Este ataque, atribuido al grupo criminal conocido como Gran Grif, provocó que más de 6,000 personas abandonaran sus hogares en busca de seguridad. Pierre narró que, tras el ataque, muchos se refugiaron en localidades cercanas, pero la violencia continuó. "Los delincuentes llegaron y mataron a más gente", explicó con la voz entrecortada, mientras recordaba los momentos de terror vividos aquella noche fatídica.

La masacre fue precedida por una serie de bloqueos en las carreteras por parte del grupo armado, lo que impidió la intervención de la policía y dejó a la población vulnerada ante la violencia. Un joven, que prefirió permanecer en el anonimato, expresó su desesperación al no saber el paradero de su pareja e hijo, quienes se dispersaron en medio del caos. "Intento contactarlos, pero no tengo éxito. No sé si están vivos", lamentó.

En medio de esta crisis humanitaria, los sobrevivientes se enfrentan a condiciones extremas. Muchos han encontrado refugio en montañas y escuelas, pero carecen de lo básico: alimentos, agua potable y abrigo. "La situación es insostenible. Dormimos sobre las rocas, no hay nada para protegernos del frío nocturno", añadió Pierre, quien describió un entorno donde la intimidad es un lujo imposible.

Amina Daleften, otra afectada por la violencia, relató cómo su hogar fue consumido por las llamas. Con sus tres hijos, uno de ellos un bebé, huyó mientras los disparos resonaban a su alrededor. "Tuvimos que buscar refugio en Kay Ogé, pero aún nos dicen que las bandas se acercan. Nos vemos obligados a escalar colinas para escapar", describió con preocupación.

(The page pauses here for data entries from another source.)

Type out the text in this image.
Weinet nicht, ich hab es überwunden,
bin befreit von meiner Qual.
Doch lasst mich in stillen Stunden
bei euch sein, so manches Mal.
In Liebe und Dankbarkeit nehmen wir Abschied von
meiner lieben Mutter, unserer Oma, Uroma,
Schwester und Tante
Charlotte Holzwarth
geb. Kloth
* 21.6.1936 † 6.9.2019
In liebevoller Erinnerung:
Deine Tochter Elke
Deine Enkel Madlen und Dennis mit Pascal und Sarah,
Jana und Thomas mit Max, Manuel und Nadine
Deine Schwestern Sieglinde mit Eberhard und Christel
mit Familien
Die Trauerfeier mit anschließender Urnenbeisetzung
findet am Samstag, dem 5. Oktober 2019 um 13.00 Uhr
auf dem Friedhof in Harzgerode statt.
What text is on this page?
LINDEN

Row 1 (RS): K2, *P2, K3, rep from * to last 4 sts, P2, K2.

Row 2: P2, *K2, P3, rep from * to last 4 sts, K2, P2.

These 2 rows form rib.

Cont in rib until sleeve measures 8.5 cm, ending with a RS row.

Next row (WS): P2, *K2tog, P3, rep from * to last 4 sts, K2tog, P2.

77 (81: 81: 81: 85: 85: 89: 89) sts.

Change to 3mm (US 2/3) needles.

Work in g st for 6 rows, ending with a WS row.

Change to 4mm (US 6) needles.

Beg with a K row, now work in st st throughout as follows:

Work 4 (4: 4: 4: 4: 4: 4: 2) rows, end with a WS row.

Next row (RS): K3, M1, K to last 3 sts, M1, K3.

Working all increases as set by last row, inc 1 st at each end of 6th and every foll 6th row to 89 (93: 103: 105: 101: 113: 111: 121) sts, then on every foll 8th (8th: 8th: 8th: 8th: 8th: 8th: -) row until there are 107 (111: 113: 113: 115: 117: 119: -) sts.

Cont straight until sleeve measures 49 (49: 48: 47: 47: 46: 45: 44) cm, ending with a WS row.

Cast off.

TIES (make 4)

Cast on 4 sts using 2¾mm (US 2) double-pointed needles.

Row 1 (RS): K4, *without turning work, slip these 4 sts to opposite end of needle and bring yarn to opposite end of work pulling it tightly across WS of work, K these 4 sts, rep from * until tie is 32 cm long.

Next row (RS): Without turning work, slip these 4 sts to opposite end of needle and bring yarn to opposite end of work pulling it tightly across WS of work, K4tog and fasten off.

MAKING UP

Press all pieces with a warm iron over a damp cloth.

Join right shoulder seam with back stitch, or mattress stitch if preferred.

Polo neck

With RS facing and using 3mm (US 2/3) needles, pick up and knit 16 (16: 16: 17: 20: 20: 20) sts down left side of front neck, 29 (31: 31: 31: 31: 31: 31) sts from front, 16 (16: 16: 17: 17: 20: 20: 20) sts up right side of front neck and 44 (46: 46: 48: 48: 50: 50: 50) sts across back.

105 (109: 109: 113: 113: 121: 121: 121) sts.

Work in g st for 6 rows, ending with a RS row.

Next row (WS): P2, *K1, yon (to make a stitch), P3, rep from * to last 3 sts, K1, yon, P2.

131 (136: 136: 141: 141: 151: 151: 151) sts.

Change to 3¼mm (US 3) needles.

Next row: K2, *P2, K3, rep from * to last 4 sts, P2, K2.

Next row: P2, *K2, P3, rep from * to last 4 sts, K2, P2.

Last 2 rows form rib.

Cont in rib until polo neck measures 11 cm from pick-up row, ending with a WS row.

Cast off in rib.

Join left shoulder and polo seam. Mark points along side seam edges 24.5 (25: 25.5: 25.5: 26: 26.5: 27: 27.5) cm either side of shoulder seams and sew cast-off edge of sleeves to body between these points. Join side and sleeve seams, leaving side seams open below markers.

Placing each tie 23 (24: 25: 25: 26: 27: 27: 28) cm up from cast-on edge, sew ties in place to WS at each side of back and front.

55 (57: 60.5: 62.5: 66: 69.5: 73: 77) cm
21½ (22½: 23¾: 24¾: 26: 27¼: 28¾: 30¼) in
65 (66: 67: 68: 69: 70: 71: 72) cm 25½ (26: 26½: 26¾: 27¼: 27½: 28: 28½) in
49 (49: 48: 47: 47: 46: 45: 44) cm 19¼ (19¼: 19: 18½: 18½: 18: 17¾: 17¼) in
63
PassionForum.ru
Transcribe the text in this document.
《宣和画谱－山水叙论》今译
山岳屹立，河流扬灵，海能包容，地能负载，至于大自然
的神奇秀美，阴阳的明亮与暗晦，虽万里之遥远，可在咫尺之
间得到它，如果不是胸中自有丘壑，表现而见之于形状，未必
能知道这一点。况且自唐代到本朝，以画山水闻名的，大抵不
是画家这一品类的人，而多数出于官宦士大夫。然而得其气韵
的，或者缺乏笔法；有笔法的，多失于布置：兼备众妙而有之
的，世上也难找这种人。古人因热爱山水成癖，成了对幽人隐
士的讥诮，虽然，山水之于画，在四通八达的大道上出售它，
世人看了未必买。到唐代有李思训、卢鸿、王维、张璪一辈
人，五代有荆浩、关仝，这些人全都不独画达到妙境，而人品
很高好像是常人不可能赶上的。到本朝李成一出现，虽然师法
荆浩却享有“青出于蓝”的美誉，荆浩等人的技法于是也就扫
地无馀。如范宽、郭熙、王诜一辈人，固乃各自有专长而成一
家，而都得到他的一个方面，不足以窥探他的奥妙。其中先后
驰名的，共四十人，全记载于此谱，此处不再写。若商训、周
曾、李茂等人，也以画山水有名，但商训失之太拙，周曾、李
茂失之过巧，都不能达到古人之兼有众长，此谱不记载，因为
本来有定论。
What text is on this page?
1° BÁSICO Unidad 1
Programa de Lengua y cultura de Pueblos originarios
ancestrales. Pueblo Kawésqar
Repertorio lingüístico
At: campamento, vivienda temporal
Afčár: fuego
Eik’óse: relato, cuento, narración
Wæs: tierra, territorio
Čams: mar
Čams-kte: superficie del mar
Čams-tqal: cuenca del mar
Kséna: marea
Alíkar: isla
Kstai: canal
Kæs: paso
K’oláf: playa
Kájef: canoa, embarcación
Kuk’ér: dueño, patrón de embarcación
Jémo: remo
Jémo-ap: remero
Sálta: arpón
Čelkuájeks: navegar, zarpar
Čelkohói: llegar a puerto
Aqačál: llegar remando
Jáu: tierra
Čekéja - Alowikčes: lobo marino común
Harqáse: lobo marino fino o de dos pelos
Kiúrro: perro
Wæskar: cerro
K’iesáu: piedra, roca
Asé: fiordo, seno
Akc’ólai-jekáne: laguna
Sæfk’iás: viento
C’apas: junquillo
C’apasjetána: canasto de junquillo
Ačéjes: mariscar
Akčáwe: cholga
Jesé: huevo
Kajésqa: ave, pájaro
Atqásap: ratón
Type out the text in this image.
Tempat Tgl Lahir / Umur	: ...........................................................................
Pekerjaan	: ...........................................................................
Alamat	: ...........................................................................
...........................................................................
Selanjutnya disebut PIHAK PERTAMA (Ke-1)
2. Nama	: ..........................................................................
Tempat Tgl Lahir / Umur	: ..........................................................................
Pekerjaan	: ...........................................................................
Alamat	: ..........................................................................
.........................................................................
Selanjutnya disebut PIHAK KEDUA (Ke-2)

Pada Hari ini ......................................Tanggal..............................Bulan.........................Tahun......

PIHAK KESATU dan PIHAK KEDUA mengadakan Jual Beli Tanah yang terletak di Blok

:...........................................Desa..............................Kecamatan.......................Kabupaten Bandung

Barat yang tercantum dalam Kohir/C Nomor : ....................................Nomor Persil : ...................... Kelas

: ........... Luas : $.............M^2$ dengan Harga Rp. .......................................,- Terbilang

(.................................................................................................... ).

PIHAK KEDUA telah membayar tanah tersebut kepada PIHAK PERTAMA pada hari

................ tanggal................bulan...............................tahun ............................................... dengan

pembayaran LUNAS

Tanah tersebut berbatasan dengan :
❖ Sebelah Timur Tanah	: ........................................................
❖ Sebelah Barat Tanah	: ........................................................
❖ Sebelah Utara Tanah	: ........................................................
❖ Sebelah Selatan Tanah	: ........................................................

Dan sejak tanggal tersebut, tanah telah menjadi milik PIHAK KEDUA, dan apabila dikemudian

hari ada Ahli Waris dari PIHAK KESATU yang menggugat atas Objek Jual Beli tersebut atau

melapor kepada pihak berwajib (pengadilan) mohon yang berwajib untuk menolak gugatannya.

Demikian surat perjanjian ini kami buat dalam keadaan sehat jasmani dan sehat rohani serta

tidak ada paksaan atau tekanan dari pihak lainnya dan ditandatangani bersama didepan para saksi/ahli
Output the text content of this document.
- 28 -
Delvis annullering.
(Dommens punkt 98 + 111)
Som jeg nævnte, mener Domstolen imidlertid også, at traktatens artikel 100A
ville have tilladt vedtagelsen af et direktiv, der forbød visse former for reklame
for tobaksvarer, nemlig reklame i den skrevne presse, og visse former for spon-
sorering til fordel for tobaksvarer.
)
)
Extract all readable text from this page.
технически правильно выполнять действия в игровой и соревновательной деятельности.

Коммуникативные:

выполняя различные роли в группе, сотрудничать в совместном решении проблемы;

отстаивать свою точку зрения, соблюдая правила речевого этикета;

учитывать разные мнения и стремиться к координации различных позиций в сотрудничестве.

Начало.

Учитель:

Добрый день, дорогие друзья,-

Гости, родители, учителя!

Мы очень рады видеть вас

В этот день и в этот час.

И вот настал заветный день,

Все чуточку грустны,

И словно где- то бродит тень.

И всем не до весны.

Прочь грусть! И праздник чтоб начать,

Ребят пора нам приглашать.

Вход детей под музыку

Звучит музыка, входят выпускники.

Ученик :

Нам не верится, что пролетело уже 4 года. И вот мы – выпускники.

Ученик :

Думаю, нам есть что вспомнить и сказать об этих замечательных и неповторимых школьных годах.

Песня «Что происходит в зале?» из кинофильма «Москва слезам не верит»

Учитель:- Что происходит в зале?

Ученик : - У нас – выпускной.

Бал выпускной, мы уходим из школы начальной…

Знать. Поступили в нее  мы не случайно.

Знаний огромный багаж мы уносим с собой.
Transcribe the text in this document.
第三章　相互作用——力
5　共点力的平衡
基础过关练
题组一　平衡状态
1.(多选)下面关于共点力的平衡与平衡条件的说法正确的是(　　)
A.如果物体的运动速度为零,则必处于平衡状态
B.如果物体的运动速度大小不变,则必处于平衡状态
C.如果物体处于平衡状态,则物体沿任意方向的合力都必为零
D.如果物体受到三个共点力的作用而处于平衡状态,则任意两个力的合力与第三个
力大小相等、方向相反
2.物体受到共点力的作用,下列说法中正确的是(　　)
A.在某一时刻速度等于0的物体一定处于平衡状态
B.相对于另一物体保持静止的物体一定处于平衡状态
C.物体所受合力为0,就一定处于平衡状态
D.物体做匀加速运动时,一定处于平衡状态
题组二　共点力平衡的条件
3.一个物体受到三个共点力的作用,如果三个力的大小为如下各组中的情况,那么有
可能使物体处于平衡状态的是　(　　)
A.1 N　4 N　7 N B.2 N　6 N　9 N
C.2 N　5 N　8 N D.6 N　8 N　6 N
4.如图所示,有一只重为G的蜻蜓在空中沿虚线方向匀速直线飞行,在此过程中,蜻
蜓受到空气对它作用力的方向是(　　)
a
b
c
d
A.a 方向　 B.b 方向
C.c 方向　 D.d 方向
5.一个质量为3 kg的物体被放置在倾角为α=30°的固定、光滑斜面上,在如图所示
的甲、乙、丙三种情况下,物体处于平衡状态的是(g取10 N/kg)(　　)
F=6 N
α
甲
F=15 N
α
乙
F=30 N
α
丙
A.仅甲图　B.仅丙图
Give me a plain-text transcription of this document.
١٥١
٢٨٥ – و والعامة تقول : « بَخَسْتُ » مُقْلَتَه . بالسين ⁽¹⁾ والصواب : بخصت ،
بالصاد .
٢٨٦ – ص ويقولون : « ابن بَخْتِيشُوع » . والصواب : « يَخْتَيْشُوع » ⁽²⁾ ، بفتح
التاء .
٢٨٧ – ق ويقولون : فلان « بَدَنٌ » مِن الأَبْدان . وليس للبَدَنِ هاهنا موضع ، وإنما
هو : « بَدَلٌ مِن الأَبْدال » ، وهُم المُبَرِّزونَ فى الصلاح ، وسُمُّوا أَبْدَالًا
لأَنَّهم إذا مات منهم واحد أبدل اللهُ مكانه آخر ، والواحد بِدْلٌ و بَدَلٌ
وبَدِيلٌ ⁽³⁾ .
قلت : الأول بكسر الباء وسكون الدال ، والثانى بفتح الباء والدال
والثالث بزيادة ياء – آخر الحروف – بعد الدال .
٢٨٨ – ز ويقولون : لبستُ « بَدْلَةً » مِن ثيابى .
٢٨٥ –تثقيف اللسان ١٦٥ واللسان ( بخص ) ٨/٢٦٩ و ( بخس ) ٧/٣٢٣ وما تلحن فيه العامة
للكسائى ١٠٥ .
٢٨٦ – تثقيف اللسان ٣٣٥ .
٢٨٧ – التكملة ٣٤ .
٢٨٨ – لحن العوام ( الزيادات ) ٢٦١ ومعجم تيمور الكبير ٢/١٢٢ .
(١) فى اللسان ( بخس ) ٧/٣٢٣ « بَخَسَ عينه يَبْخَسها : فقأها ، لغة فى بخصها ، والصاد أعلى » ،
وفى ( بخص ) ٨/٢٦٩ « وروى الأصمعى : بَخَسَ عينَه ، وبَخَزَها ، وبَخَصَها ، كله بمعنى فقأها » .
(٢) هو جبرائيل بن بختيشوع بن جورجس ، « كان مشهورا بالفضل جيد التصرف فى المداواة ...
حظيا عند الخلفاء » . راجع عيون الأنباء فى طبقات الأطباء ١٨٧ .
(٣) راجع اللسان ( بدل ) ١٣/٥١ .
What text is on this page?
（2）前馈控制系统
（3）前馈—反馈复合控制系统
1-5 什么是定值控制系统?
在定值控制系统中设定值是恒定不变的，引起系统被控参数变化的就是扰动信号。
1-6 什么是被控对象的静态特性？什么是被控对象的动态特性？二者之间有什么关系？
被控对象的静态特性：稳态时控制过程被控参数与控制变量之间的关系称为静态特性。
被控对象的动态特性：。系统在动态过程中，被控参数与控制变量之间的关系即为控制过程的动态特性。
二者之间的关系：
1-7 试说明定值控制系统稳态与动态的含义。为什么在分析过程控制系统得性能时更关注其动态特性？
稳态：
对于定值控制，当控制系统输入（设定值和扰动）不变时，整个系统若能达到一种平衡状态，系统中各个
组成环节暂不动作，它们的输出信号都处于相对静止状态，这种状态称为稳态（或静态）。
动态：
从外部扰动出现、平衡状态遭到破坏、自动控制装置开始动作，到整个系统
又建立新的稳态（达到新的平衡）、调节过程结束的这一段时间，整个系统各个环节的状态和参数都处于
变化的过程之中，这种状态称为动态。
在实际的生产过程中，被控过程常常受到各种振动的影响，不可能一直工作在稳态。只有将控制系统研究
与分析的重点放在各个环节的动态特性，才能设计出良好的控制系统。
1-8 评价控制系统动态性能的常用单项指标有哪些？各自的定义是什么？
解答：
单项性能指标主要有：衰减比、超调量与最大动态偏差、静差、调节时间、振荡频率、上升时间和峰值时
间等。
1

La desesperación crece entre los desplazados, quienes claman por la intervención de las autoridades. "Necesitamos que tomen en serio nuestra situación y actúen para protegernos", exigió Daleften, mientras la comunidad internacional observa con inquietud la escalada de violencia en Haití. La crisis no solo se traduce en pérdidas humanas, sino también en el colapso de la cohesión social y el tejido comunitario, dejando a miles en una condición de precariedad alarmante.

El país caribeño afronta un momento crítico, donde la combinación de inseguridad, pobreza y falta de respuestas institucionales agrava la situación. Con un futuro incierto y la necesidad urgente de asistencia humanitaria, los haitianos se encuentran una vez más en la lucha por sobrevivir en medio de la adversidad y el horror.